The problem here is that Unicode has directional “Eight Blocks” and requires negative print for some of the required block elements are not available in normal print. The new range adds to these, but quite a portion is sextant based (like Prestel/video text). This may not be so much of a problem with C64 “fat characters”, but may be observed with the original PETSCII as seen on the PET. See the top of <Now Go Bang!> PETSCII Revealed for my attempt to match a screen rendition to the currently available Unicode ranges.
It becomes even more apparent, if you try to convert abitrary screens. (E.g., play around with https://www.masswerk.at/pet/ and get a Unicode representation using the context menu of the screen and select “Export Screen as Text” or “Copy as Text”. – Especially from games, see the “Prg Library” for some popular games, e.g., “Miner”.)

As for “sprite characters”, these are figurative characters for use in games, like space ships, human representations in various orientations, etc (see “Some things nice to have” in the above image.) The new range adds some of these, but misses others on popular platforms (again, see the above image.)

Do you mind if I rely your comments to our email discussion list?

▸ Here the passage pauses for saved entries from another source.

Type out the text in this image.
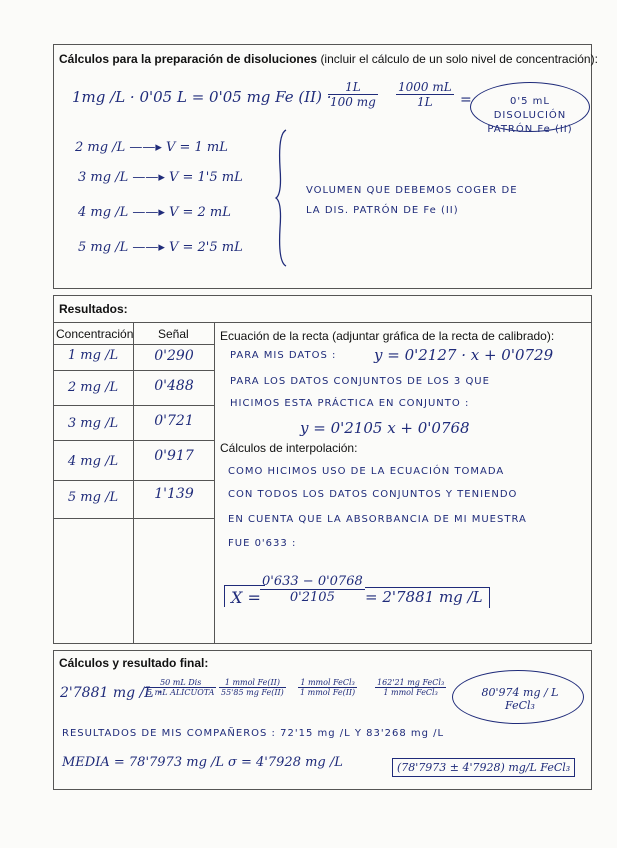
Cálculos para la preparación de disoluciones (incluir el cálculo de un solo nivel de concentración):
1mg /L · 0'05 L = 0'05 mg Fe (II) ·
$\frac{1L}{100 mg} \frac{1000 mL}{1L}$ =	0'5 mL DISOLUCIÓN PATRÓN Fe (II)
2 mg /L ——▸ V = 1 mL
3 mg /L ——▸ V = 1'5 mL
4 mg /L ——▸ V = 2 mL
5 mg /L ——▸ V = 2'5 mL
VOLUMEN QUE DEBEMOS COGER DE
LA DIS. PATRÓN DE Fe (II)
Resultados:
Concentración Señal
1 mg /L	0'290
2 mg /L	0'488
3 mg /L	0'721
4 mg /L	0'917
5 mg /L	1'139
Ecuación de la recta (adjuntar gráfica de la recta de calibrado):
PARA MIS DATOS :	y = 0'2127 · x + 0'0729
PARA LOS DATOS CONJUNTOS DE LOS 3 QUE
HICIMOS ESTA PRÁCTICA EN CONJUNTO :
y = 0'2105 x + 0'0768
Cálculos de interpolación:
COMO HICIMOS USO DE LA ECUACIÓN TOMADA
CON TODOS LOS DATOS CONJUNTOS Y TENIENDO
EN CUENTA QUE LA ABSORBANCIA DE MI MUESTRA
FUE 0'633 :
$X = \frac{0'633 - 0'0768}{0'2105} = 2'7881$ mg /L
Cálculos y resultado final:
2'7881 mg /L ·
50 mL Dis
5 mL ALÍCUOTA
1 mmol Fe(II)
55'85 mg Fe(II)
1 mmol FeCl₃
1 mmol Fe(II)
162'21 mg FeCl₃
1 mmol FeCl₃	80'974 mg / L FeCl₃
RESULTADOS DE MIS COMPAÑEROS : 72'15 mg /L Y 83'268 mg /L
MEDIA = 78'7973 mg /L σ = 4'7928 mg /L	(78'7973 ± 4'7928) mg/L FeCl₃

Where would be a good place where these are documented for PETSCII? Are they like an “alternate character set” that can be accessed with some appropriate POKE?

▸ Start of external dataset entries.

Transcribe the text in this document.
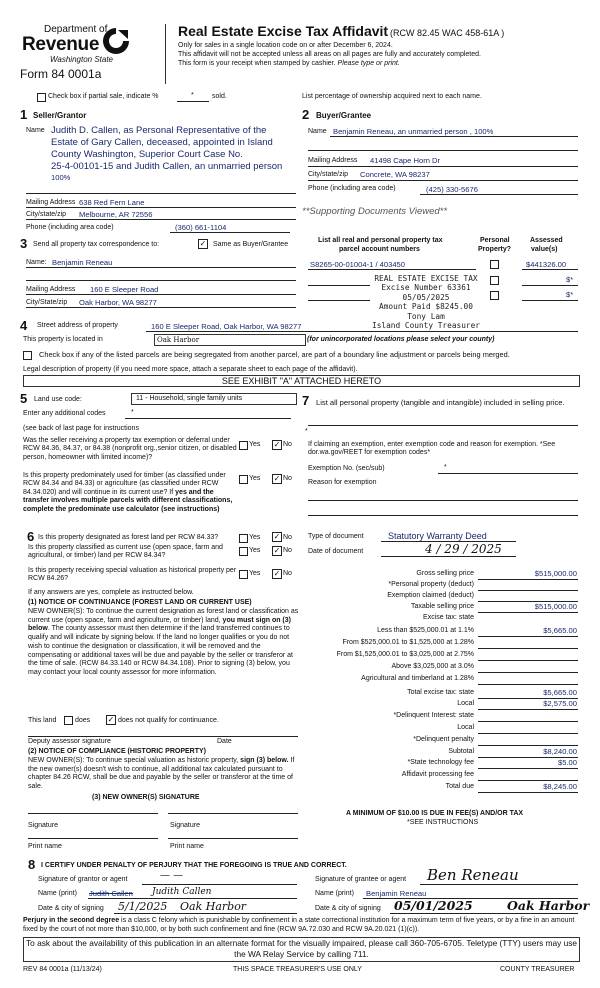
Department of
Revenue
Washington State
Form 84 0001a
Real Estate Excise Tax Affidavit (RCW 82.45 WAC 458-61A )
Only for sales in a single location code on or after December 6, 2024.
This affidavit will not be accepted unless all areas on all pages are fully and accurately completed.
This form is your receipt when stamped by cashier. Please type or print.
Check box if partial sale, indicate %	*	sold.	List percentage of ownership acquired next to each name.
1 Seller/Grantor
Name Judith D. Callen, as Personal Representative of the
Estate of Gary Callen, deceased, appointed in Island
County Washington, Superior Court Case No.
25-4-00101-15 and Judith Callen, an unmarried person
100%
Mailing Address 638 Red Fern Lane
City/state/zip Melbourne, AR 72556
Phone (including area code)	(360) 661-1104
2 Buyer/Grantee
Name Benjamin Reneau, an unmarried person , 100%
Mailing Address 41498 Cape Horn Dr
City/state/zip Concrete, WA 98237
Phone (including area code)	(425) 330-5676
**Supporting Documents Viewed**
3 Send all property tax correspondence to:	✓ Same as Buyer/Grantee
Name: Benjamin Reneau
Mailing Address 160 E Sleeper Road
City/State/zip Oak Harbor, WA 98277
List all real and personal property tax
parcel account numbers
Personal
Property?
Assessed
value(s)
S8265-00-01004-1 / 403450	$441326.00
$*
$*
REAL ESTATE EXCISE TAX
Excise Number 63361
05/05/2025
Amount Paid $8245.00
Tony Lam
Island County Treasurer
4 Street address of property	160 E Sleeper Road, Oak Harbor, WA 98277
This property is located in	Oak Harbor	(for unincorporated locations please select your county)
Check box if any of the listed parcels are being segregated from another parcel, are part of a boundary line adjustment or parcels being merged.
Legal description of property (if you need more space, attach a separate sheet to each page of the affidavit).
SEE EXHIBIT "A" ATTACHED HERETO
5 Land use code:	11 - Household, single family units
Enter any additional codes	*
(see back of last page for instructions
Was the seller receiving a property tax exemption or deferral under RCW 84.36, 84.37, or 84.38 (nonprofit org.,senior citizen, or disabled person, homeowner with limited income)?
Yes ✓ No
Is this property predominately used for timber (as classified under RCW 84.34 and 84.33) or agriculture (as classified under RCW 84.34.020) and will continue in its current use? If yes and the transfer involves multiple parcels with different classifications, complete the predominate use calculator (see instructions)
Yes ✓ No
6 Is this property designated as forest land per RCW 84.33?	Yes ✓ No
Is this property classified as current use (open space, farm and agricultural, or timber) land per RCW 84.34?
Yes ✓ No
Is this property receiving special valuation as historical property per RCW 84.26?
Yes ✓ No
If any answers are yes, complete as instructed below.
(1) NOTICE OF CONTINUANCE (FOREST LAND OR CURRENT USE)
NEW OWNER(S): To continue the current designation as forest land or classification as current use (open space, farm and agriculture, or timber) land, you must sign on (3) below. The county assessor must then determine if the land transferred continues to qualify and will indicate by signing below. If the land no longer qualifies or you do not wish to continue the designation or classification, it will be removed and the compensating or additional taxes will be due and payable by the seller or transferor at the time of sale. (RCW 84.33.140 or RCW 84.34.108). Prior to signing (3) below, you may contact your local county assessor for more information.
This land	does ✓ does not qualify for continuance.
Deputy assessor signature	Date
(2) NOTICE OF COMPLIANCE (HISTORIC PROPERTY)
NEW OWNER(S): To continue special valuation as historic property, sign (3) below. If the new owner(s) doesn't wish to continue, all additional tax calculated pursuant to chapter 84.26 RCW, shall be due and payable by the seller or transferor at the time of sale.
(3) NEW OWNER(S) SIGNATURE
Signature	Signature
Print name	Print name
7 List all personal property (tangible and intangible) included in selling price.
*
If claiming an exemption, enter exemption code and reason for exemption. *See dor.wa.gov/REET for exemption codes*
Exemption No. (sec/sub)	*
Reason for exemption
Type of document	Statutory Warranty Deed
Date of document	4 / 29 / 2025
Gross selling price	$515,000.00
*Personal property (deduct)
Exemption claimed (deduct)
Taxable selling price	$515,000.00
Excise tax: state
Less than $525,000.01 at 1.1%	$5,665.00
From $525,000.01 to $1,525,000 at 1.28%
From $1,525,000.01 to $3,025,000 at 2.75%
Above $3,025,000 at 3.0%
Agricultural and timberland at 1.28%
Total excise tax: state	$5,665.00
Local	$2,575.00
*Delinquent Interest: state
Local
*Delinquent penalty
Subtotal	$8,240.00
*State technology fee	$5.00
Affidavit processing fee
Total due	$8,245.00
A MINIMUM OF $10.00 IS DUE IN FEE(S) AND/OR TAX
*SEE INSTRUCTIONS
8 I CERTIFY UNDER PENALTY OF PERJURY THAT THE FOREGOING IS TRUE AND CORRECT.
Signature of grantor or agent	— —	Signature of grantee or agent Ben Reneau
Name (print) Judith Callen Judith Callen	Name (print) Benjamin Reneau
Date & city of signing 5/1/2025 Oak Harbor	Date & city of signing 05/01/2025	Oak Harbor
Perjury in the second degree is a class C felony which is punishable by confinement in a state correctional institution for a maximum term of five years, or by a fine in an amount fixed by the court of not more than $10,000, or by both such confinement and fine (RCW 9A.72.030 and RCW 9A.20.021 (1)(c)).
To ask about the availability of this publication in an alternate format for the visually impaired, please call 360-705-6705. Teletype (TTY) users may use the WA Relay Service by calling 711.
REV 84 0001a (11/13/24)	THIS SPACE TREASURER'S USE ONLY	COUNTY TREASURER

The sprite characters aren’t in any of the PET character ROM dumps archived by Steve Gray: PET/CBM Character ROMS

No, these are not PETSCII glyphs, but from various 8-bit platforms. I guess, most of them are from the Sharp MZ-80.

Edit: oh these are actually included in the proposed U+1CC00 – U+1CCEF range, which I somehow managed to scroll over unseen until just now.

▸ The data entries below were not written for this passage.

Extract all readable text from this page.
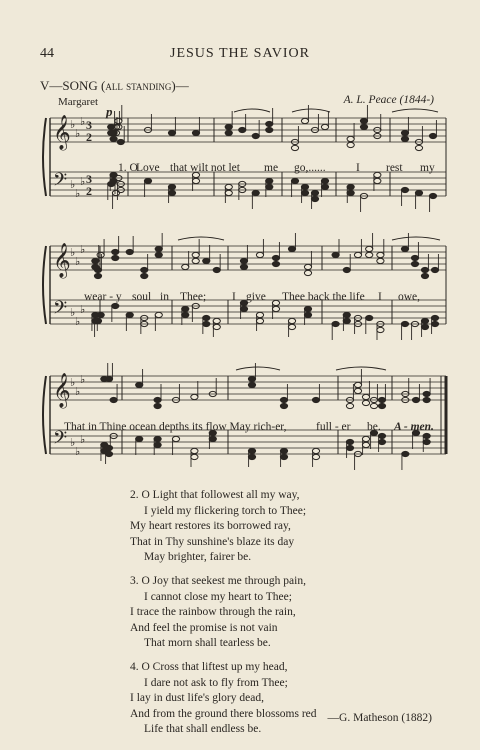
44	JESUS THE SAVIOR
V—SONG (all standing)—
Margaret	A. L. Peace (1844-)
𝄞
𝄢
♭
♭
♭
♭
♭
♭
3
2
3
2
𝄞
𝄢
♭
♭
♭
♭
♭
♭
𝄞
𝄢
♭
♭
♭
♭
♭
♭
p
1. O
Love that wilt not let me go,......	I rest my
wear - y soul in Thee; I give Thee back the life I owe,
That in Thine ocean depths its flow May rich-er,	full - er be. A - men.
2. O Light that followest all my way,
I yield my flickering torch to Thee;
My heart restores its borrowed ray,
That in Thy sunshine's blaze its day
May brighter, fairer be.
3. O Joy that seekest me through pain,
I cannot close my heart to Thee;
I trace the rainbow through the rain,
And feel the promise is not vain
That morn shall tearless be.
4. O Cross that liftest up my head,
I dare not ask to fly from Thee;
I lay in dust life's glory dead,
And from the ground there blossoms red
Life that shall endless be.
—G. Matheson (1882)
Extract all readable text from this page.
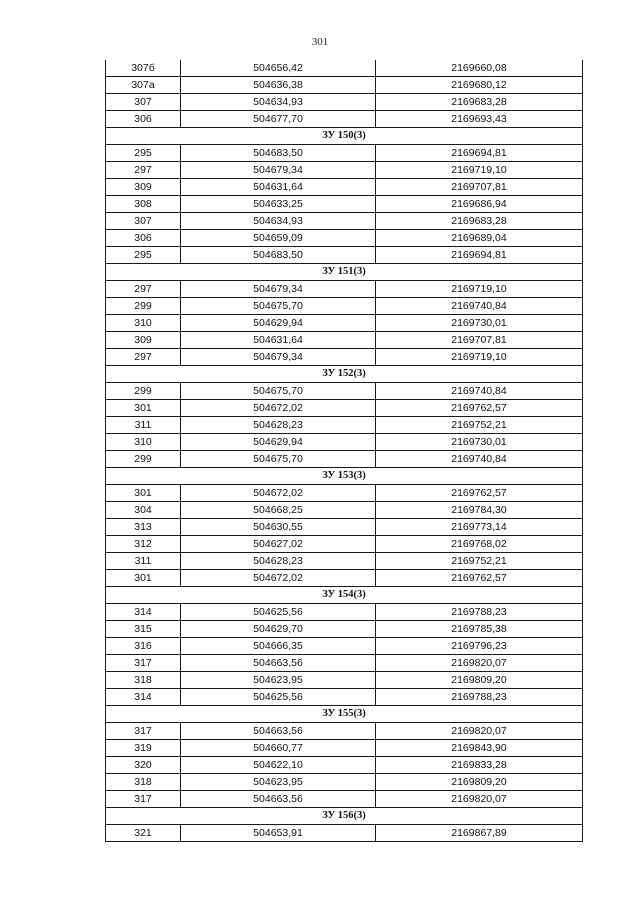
301
307б	504656,42	2169660,08
307а	504636,38	2169680,12
307	504634,93	2169683,28
306	504677,70	2169693,43
ЗУ 150(3)		
295	504683,50	2169694,81
297	504679,34	2169719,10
309	504631,64	2169707,81
308	504633,25	2169686,94
307	504634,93	2169683,28
306	504659,09	2169689,04
295	504683,50	2169694,81
ЗУ 151(3)		
297	504679,34	2169719,10
299	504675,70	2169740,84
310	504629,94	2169730,01
309	504631,64	2169707,81
297	504679,34	2169719,10
ЗУ 152(3)		
299	504675,70	2169740,84
301	504672,02	2169762,57
311	504628,23	2169752,21
310	504629,94	2169730,01
299	504675,70	2169740,84
ЗУ 153(3)		
301	504672,02	2169762,57
304	504668,25	2169784,30
313	504630,55	2169773,14
312	504627,02	2169768,02
311	504628,23	2169752,21
301	504672,02	2169762,57
ЗУ 154(3)		
314	504625,56	2169788,23
315	504629,70	2169785,38
316	504666,35	2169796,23
317	504663,56	2169820,07
318	504623,95	2169809,20
314	504625,56	2169788,23
ЗУ 155(3)		
317	504663,56	2169820,07
319	504660,77	2169843,90
320	504622,10	2169833,28
318	504623,95	2169809,20
317	504663,56	2169820,07
ЗУ 156(3)		
321	504653,91	2169867,89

I’ll have closer look at the current state of affairs in the next days. It may be better to wait for this, as I could then provide a definitev statement.

Ok. Be sure to look at the mapping tables I mentioned.

That’s the idea. I want to render the original glayphs from ROM and the various mappings side by side to get an idea. Might be also interesting, where and how these differ from another.

However, one thing still missing from Unicode is a modifier to render negative text, AKA reverse video (i.e. print a filled em-square with the glyph outlines as conters/transparent text).
A general solution could be a combining mask-modifier followed by a filled em-square for the reverse background . E.g., “A<MASK><FULL BLOCK>” for an “A” in reverse video (similar to U+1F170, “NEGATIVE SQUARED LATIN CAPITAL LETTER A”), where the modifier would also center the masking glyph on the following character. There’s a huge potential for misuse, though.